Dithering is a vibe:
Dither is an intentionally applied form of noise used to randomize quantization error, preventing large-scale patterns such as color banding in images.
Wikipedia
For an academic PDF, this is pretty approachable.
In the web world, I typically think of it as associated with “indexed colors” images like PNG and GIF can do. For example, if you Save for Web from Adobe Photoshop as a PNG or GIF, you can whack down the colors super low and see some cool dithering.
Here are the three dithering choices my copy of Photoshop has:
They are all kinda cool looking if you ask me. More relevant, they made the image smaller in size and require less colors to display. Meaning their aesthetic is like “old-school computing” or “retro video games”.
Acorn, a much more economically friendly image editor, can also dither:
Can you do it right on the web, though? Darn tooting. Well, you can replicate the aesthetic anyway, since you can read images, and we’ve always got tools like <canvas>
to play with.
Andrew Stephens made a Web Component that does exactly that. You pass it an image, it reads it and does cool dithering magic, and outputs it onto a canvas for you.

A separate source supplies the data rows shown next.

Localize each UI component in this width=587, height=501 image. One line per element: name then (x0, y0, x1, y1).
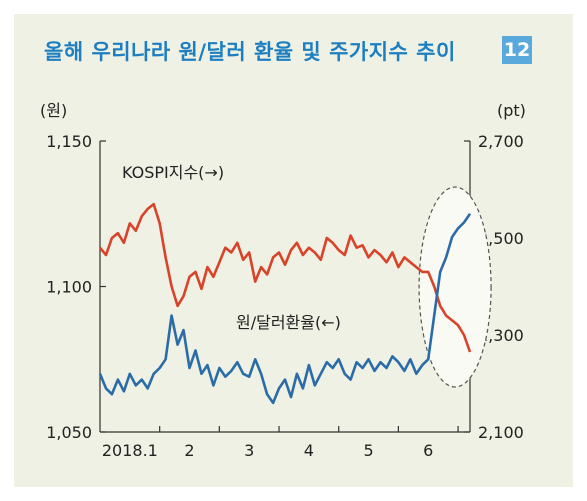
kospi-series-line (98, 202, 472, 353)
left-axis-unit: (원) (40, 101, 67, 120)
fx-rate-series-line (98, 213, 472, 405)
x-tick-label: 6 (423, 441, 433, 460)
right-tick-label: 2,500 (478, 229, 524, 248)
fx-rate-series-label: 원/달러환율(←) (236, 313, 341, 332)
x-tick-label: 4 (304, 441, 314, 460)
right-axis-unit: (pt) (497, 101, 526, 120)
x-tick-label: 2018.1 (102, 441, 158, 460)
right-tick-label: 2,100 (478, 423, 524, 442)
x-tick-label: 2 (184, 441, 194, 460)
left-tick-label: 1,050 (46, 423, 92, 442)
right-tick-label: 2,700 (478, 132, 524, 151)
left-tick-label: 1,150 (46, 132, 92, 151)
figure-number-badge: 12 (502, 36, 532, 64)
chart-title: 올해 우리나라 원/달러 환율 및 주가지수 추이 (44, 40, 456, 64)
highlight-ellipse (418, 186, 492, 388)
x-tick-label: 5 (363, 441, 373, 460)
x-tick-label: 3 (244, 441, 254, 460)
kospi-series-label: KOSPI지수(→) (122, 163, 224, 182)
right-tick-label: 2,300 (478, 326, 524, 345)
series-lines (98, 186, 492, 405)
left-tick-label: 1,100 (46, 278, 92, 297)
series-labels: KOSPI지수(→) 원/달러환율(←) (122, 163, 341, 332)
axes: 1,150 1,100 1,050 (원) 2,700 2,500 2,300 2,100 (p… (40, 101, 526, 460)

He wrote it up in a quick blog post Improved Web Component for Pixel-Accurate Atkinson Dithered Images where he outlines some improvements to this latest version of the component.
I snagged the code and chucked a copy of the web component JavaScript onto our Asset Hosting so I could make a Pen with it. I did have to make a few changes. I had to make the Web Worker inline instead of referencing another file. Then I had to make sure to set img.crossOrigin = "Anonymous";
so I could reference an assets-hosted image as well. You don’t have to do those things if you’re working with all relative paths locally.
This is the original image:
And here’s a Pen where I dither it on-the-fly:
Cool.
This whole vibe matches with another thing I saw recently:
Refresh the page for a randomly generated busted-up old castle thing. With the random flags and glyphs and icons and stuff I feel like it’s for something specific, but damned if I know what it is.
Speaking of very specific nerdy pursuits, I enjoyed reading Philip Walton’s very custom pursuit of improving LCP (Largest Contentful Paint) in unknown situations. The blog post is Dynamic LCP Priority: Learning from Past Visits.
The overall concept is fairly simple.
- One element on the page is responsible. That’s the LCP.
- You have no idea what element that is on a dynamic site.
- If you did know what it was, you could improve your LCP score by using the
fetchpriority
attribute on that element (if it’s, say, an image). This can be used to make the browser prioritize loading and rendering that element, improving LCP. - You can’t just use
fetchpriority
willy nilly, because if you’re wrong, you could actually harm LCP. - You can actually figure out what the LCP element is… after the page has loaded.
- That’s too late to be useful, but if you save that information, you could pluck it out of storage and use it to put that
fetchpriority
on the right element for every different page of your site.
Phew. That’s friggin complicated. Not exactly the lowest-hanging web performance fruit. But it’s cool and nerdy and if you’re chasing the best possible numbers, it can go in the toolbox.